Cossio, P., Rohr, D., Baruffa, F., Rampp, M., Lindenstruth, V., & Hummer, G. (2017). BioEM: GPU-accelerated computing of Bayesian inference of electron microscopy images. Computer Physics Communications, 210(01), 163-171. doi:10.1016/j.cpc.2016.09.014.


Cite as: https://hdl.handle.net/21.11116/0000-0001-279B-5
Abstract
In cryo-electron microscopy (EM), molecular structures are determined from large numbers of projection images of individual particles. To harness the full power of this single-molecule information, we use the Bayesian inference of EM (BioEM) formalism. By ranking structural models using posterior probabilities calculated for individual images, BioEM in principle addresses the challenge of working with highly dynamic or heterogeneous systems not easily handled in traditional EM reconstruction. However, the calculation of these posteriors for large numbers of particles and models is computationally demanding.
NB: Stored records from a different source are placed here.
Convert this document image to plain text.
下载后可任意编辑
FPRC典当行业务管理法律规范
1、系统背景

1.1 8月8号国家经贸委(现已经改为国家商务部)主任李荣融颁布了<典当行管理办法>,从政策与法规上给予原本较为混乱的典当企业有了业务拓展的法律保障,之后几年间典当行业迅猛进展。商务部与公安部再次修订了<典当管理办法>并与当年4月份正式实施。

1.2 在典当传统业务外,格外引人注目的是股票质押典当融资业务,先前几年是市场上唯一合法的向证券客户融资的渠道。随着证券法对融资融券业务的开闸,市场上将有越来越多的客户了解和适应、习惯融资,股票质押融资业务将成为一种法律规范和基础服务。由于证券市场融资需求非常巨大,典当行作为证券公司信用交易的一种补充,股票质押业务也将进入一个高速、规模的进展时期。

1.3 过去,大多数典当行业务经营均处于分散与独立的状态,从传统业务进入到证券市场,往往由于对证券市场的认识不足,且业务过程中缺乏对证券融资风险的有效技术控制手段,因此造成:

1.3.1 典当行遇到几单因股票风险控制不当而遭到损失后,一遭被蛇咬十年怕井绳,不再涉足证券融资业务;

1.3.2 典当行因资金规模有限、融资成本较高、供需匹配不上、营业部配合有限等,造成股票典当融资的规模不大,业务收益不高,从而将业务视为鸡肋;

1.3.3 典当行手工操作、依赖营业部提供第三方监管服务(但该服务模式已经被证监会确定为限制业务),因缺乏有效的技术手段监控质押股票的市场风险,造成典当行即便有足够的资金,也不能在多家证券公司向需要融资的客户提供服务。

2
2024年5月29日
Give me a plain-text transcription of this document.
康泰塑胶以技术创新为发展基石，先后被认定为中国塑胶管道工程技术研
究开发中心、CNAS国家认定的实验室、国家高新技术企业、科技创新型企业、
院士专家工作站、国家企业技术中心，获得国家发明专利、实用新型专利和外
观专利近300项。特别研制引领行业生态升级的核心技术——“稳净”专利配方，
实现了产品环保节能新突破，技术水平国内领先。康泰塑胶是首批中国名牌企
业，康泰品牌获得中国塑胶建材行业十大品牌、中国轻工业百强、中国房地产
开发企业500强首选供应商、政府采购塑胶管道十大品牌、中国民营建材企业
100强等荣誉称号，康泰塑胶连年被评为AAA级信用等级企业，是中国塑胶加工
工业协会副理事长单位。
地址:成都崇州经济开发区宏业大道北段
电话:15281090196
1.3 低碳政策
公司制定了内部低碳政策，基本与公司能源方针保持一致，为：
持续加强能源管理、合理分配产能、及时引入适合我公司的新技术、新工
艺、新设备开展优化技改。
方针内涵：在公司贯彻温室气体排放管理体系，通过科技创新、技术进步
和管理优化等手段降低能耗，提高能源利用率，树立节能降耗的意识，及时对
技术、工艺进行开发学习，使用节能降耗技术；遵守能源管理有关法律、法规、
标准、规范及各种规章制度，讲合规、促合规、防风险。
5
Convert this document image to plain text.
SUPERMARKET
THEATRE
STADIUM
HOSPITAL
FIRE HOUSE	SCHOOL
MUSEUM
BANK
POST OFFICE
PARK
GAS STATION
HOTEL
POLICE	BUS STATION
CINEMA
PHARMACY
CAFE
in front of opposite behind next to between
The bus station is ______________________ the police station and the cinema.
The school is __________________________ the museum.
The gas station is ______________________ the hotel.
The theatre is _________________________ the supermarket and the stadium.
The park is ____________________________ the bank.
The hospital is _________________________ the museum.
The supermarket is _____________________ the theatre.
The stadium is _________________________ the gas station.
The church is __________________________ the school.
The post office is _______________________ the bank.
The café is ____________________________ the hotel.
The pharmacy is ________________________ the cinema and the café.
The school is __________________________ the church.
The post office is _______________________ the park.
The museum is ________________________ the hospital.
Here we present highly parallelized, GPU-accelerated computer software that performs this task efficiently. Our flexible formulation employs CUDA, OpenMP, and MPI parallelization combined with both CPU and GPU computing. The resulting BioEM software scales nearly ideally both on pure CPU and on CPU+GPU architectures, thus enabling Bayesian analysis of tens of thousands of images in a reasonable time. The general mathematical framework and robust algorithms are not limited to cryo-electron microscopy but can be generalized for electron tomography and other imaging experiments.